O grande ponto alto, no entanto, é a jornada do próprio Cassian. Ao longo dos doze episódios da primeira temporada, acompanhamos sua progressão de trambiqueiro no planeta industrial de Ferrix até finalmente compreender o lugar que alguém como ele pode ocupar em uma galáxia que vive com medo de quem está no poder. A figura focada e determinada que conhecemos em “Rogue One“, na verdade, é forjada apenas após muito sofrimento, fazendo de tudo um pouco antes de tornar-se propriamente um rebelde.
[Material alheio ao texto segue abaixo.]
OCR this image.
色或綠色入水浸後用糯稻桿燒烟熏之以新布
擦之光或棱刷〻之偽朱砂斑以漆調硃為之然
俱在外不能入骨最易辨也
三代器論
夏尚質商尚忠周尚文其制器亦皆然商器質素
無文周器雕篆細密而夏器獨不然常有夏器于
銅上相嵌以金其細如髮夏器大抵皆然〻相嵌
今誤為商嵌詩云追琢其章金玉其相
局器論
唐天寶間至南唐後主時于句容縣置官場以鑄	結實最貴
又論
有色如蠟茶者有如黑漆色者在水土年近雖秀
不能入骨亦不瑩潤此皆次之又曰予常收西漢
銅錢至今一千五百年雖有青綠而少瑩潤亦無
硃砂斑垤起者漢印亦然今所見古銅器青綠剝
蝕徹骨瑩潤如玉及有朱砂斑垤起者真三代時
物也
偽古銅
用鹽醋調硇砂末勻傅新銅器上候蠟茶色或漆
Para coroar, o tempo todo sua trajetória tem como espelho distorcido a de Syril Karn, personagem de Kyle Soller, que simboliza o mesmo tipo de homem comum, mas um que se ampara em ideais de ordem e rigidez para disfarçar sua própria amargura.
Quem vinha esperando longas sequências de ação recheadas de naves e explosões, naturalmente ficará um pouco decepcionado — ainda que, quando lança mão desses recursos clássicos de “Star Wars“, “Andor” o faça melhor até mesmo que “The Mandalorian” e boa parte dos filmes. A grande questão é que, aqui, esse não é o foco, e raramente é utilizado como o grande mecanismo de avanço narrativo que é nos outros produtos da franquia. Em vez disso, a série utiliza as próprias motivações dos personagens como elemento que gera tensão para levar a história adiante. Junto a isso, “Andor” mantém sua lealdade a “Star Wars” ao povoar a tela de detalhes inusitados, de alienígenas estranhos e comidas exóticas, à arquitetura e costumes dos planetas pelos quais viajamos. É dessa forma que uma galáxia já grande se expande ainda mais.
Claro, ninguém imaginaria de início que a história da Aliança Rebelde pudesse ser contada de forma tão pé no chão quanto “Andor” faz. Ninguém esperava que aquela série especulada décadas atrás, um projeto totalmente diferente e à parte deste, o faria dessa forma. Dado o histórico de “Star Wars” e a constante infantilização de seu público, é natural que a série desperte controvérsias, afinal, não há o heroísmo típico e dualista que convencionou-se esperar de histórias como essa.
O trunfo de “Andor”, portanto, reside justamente na ousadia da narrativa em apontar coisas que deveriam ser óbvias para quem vive nessa galáxia muito, muito distante há tanto tempo: não há preto e branco em uma guerra, muito menos em uma contra um regime fascista autoritário. Por mais legal que seja acompanhar o idealismo Jedi, eles são apenas uma pequena parte das guerras nas estrelas; a maioria dos que lutam são gente como eu e você.